It is that time of the year again when tinsel and tat are dredged up and festooned around the wards and departments to appease the pagan gods of Yuletide.
Normally sensible staff appear wearing ridiculous antlers on their head covered in twinkly LED lights, and the hospital managers fling fiduciary caution to the winds and purchase a Christmas tree, its height inversely proportional the size of the budgetary overspend.
When I was a medical student back in the late sixties my alma mater, The London Hospital, had a peculiar tradition on Christmas day. Members of the rugby club would don tutus and fairy wings over their kit and visit all the wards scattering fairy dust and good tidings. They presented all the nurses on duty with a bunch of violets (and probably a few kisses under the mistletoe), and undoubtedly consumed a fair few tinctures from discrete bottles labelled “poison” which would emerge from under the nurses stations.
It was all rather innocent, and provided a bit of old fashioned cheer for those sentenced to spend Christmas day at the shop.
However I doubt that this tradition has survived. In these deeply PC days when feelings trump common sense no doubt there will be some who will take deep offence at the idea of a bunch of butch guys parodying, well, fairies! Also giving bunches of flowers and kisses to females is obviously the objectification of women, and liable to give offence.
And what about the male nurses – do they also get kissed by the rugger team? If not then this is must be discriminatory and sexist. No, I am sure that this particular tradition has now been consigned to the dustbin of history lest it spark outrage and offend modern sensitivities.
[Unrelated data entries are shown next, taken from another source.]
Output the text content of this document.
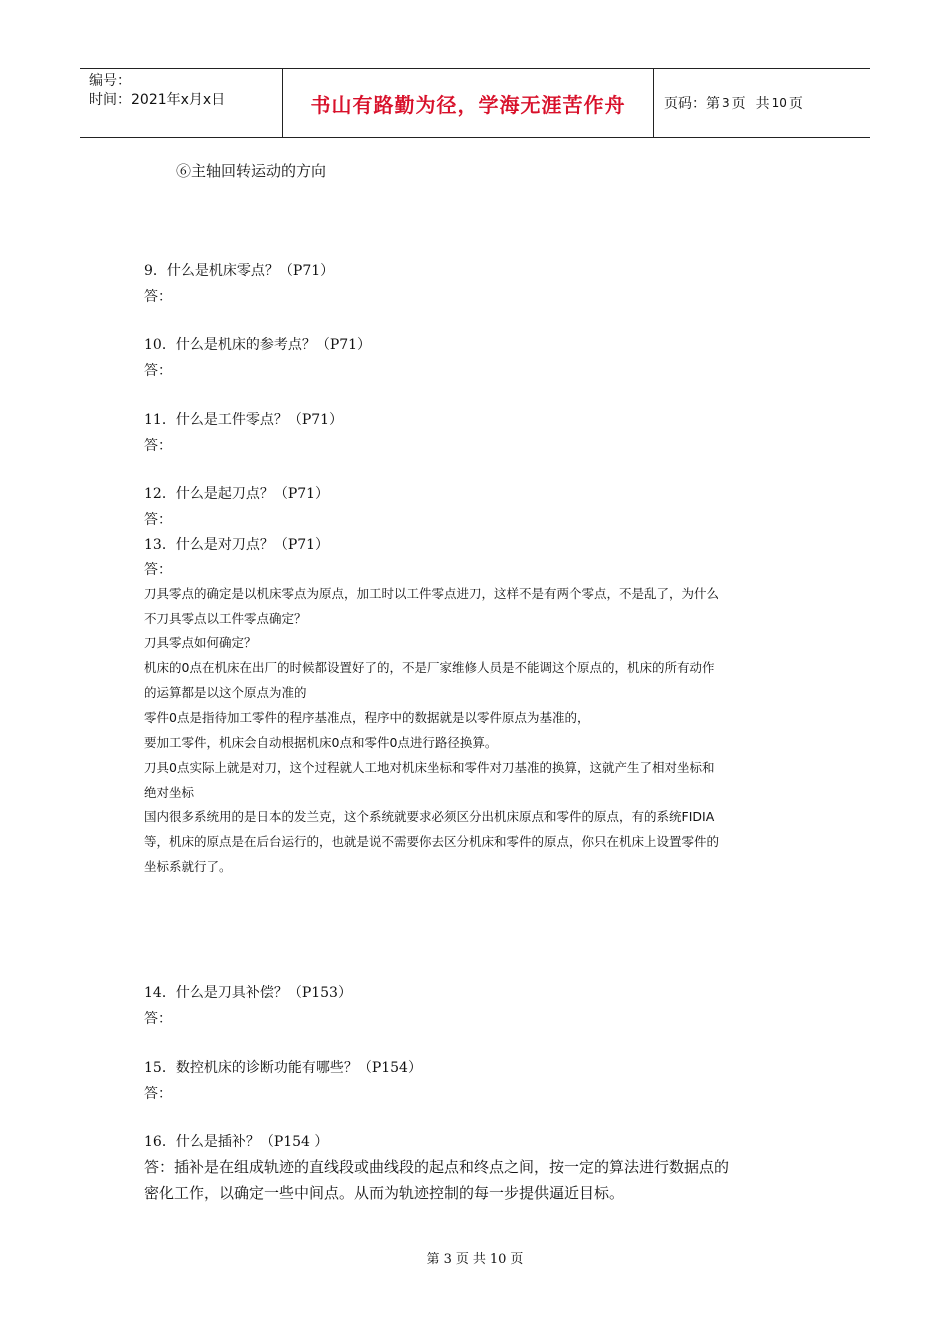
编号：
时间：2021年x月x日	书山有路勤为径，学海无涯苦作舟	页码：第 3 页 共 10 页
⑥主轴回转运动的方向
9．什么是机床零点？（P71）
答：
10．什么是机床的参考点？（P71）
答：
11．什么是工件零点？（P71）
答：
12．什么是起刀点？（P71）
答：
13．什么是对刀点？（P71）
答：
刀具零点的确定是以机床零点为原点，加工时以工件零点进刀，这样不是有两个零点，不是乱了，为什么
不刀具零点以工件零点确定？
刀具零点如何确定？
机床的0点在机床在出厂的时候都设置好了的，不是厂家维修人员是不能调这个原点的，机床的所有动作
的运算都是以这个原点为准的
零件0点是指待加工零件的程序基准点，程序中的数据就是以零件原点为基准的，
要加工零件，机床会自动根据机床0点和零件0点进行路径换算。
刀具0点实际上就是对刀，这个过程就人工地对机床坐标和零件对刀基准的换算，这就产生了相对坐标和
绝对坐标
国内很多系统用的是日本的发兰克，这个系统就要求必须区分出机床原点和零件的原点，有的系统FIDIA
等，机床的原点是在后台运行的，也就是说不需要你去区分机床和零件的原点，你只在机床上设置零件的
坐标系就行了。
14．什么是刀具补偿？（P153）
答：
15．数控机床的诊断功能有哪些？（P154）
答：
16．什么是插补？（P154 ）
答：插补是在组成轨迹的直线段或曲线段的起点和终点之间，按一定的算法进行数据点的
密化工作，以确定一些中间点。从而为轨迹控制的每一步提供逼近目标。
第 3 页 共 10 页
Indeed I suspect that the rugby club itself must be under threat since it belongs to the “laddite” culture and, in consequence, is definitely a threat.
And then the whole Christmas thing – how objectionable to inflict the religious practices of Christians on those of differing faiths or indeed no faith, especially if they are confined to a hospital bed and are unable to avoid the offence.
All this came to mind recently when I heard that Digital Cinema Media (DCM), which handles advertising for a number of major cinema chains, has banned the showing of a sixty second advert featuring The Lord’s Prayer being recited by a number of different individuals. The advert was put together by the Church of England, the aim being simply to remind people that there is a connection between Christmas (the clue is in the name) and the birth of Christ.
DCM states it has a policy of not accepting political or religious content: “Some advertisements – unintentionally or otherwise – could cause offence to those of differing political persuasions, as well as to those of differing faiths and indeed of no faith. In this regard, DCM treats all political or religious beliefs equally.”
So it has no problem in showing multiple adverts which display all the traditional paraphernalia of Christmas, but a humble little advert about its origins is potentially offensive and the public must be protected.
Now as it happens, although I am a committed Christian, I take Christmas with a pinch of salt. I enjoy a party as much as anyone to cheer up the gloom of winter, but nowhere in the bible are we required to celebrate Christ’s birth, and certainly not in the “over the top” way it happens worldwide. Indeed perversely it is not his birth, but rather his death which we are to commemorate in the communion bread and wine as taught by Christ himself at The Last Supper.
But two things about the DCM decision concern me. Firstly the arrogant assumption that they are qualified to decide what the British public may or may not hear; that the public must be protected from any views which DCM deem might be offensive. But people are, by and large, sensible and do not need to be infantilised in this way. Followers of other faiths, and many secularists are perfectly happy to join in with Christmas celebrations without finding it offensive.
But more serious is the creeping censorship which is invading western society. Ideas which do not conform to the views of our increasingly secular and intolerant culture are to be supressed and the proponents “no platformed” and vilified on social media, or “twitch-hunted” as Germaine Greer recently discovered. At least she had the courage not to deliver a grovelling apology as most do in similar situations.
Mick Hume, in his book Trigger Warning (William Collins, 2015) asks the question, “Is the fear of being offensive killing free speech”. In a tightly argued case he highlights the “creeping culture of conformism” and the hounding of those who express “the wrong opinion”.
These are serious issues and we ignore them at our peril. The banning of The Lord’s Prayer advert may seem a small insignificant thing, but the underlying attitudes are highly disturbing. As a society we need to be sure that we are not sleep walking into an oppressive anti-libertarian culture where the only views to be discussed are those deemed “acceptable”. Any and all views should be on the table and available for open discussion no matter how objectionable or challenging some will find them.
So, rugger fairies notwithstanding, my warmest seasonal wishes go to all those who will be on duty over the holiday period, and I hope it is not too manic.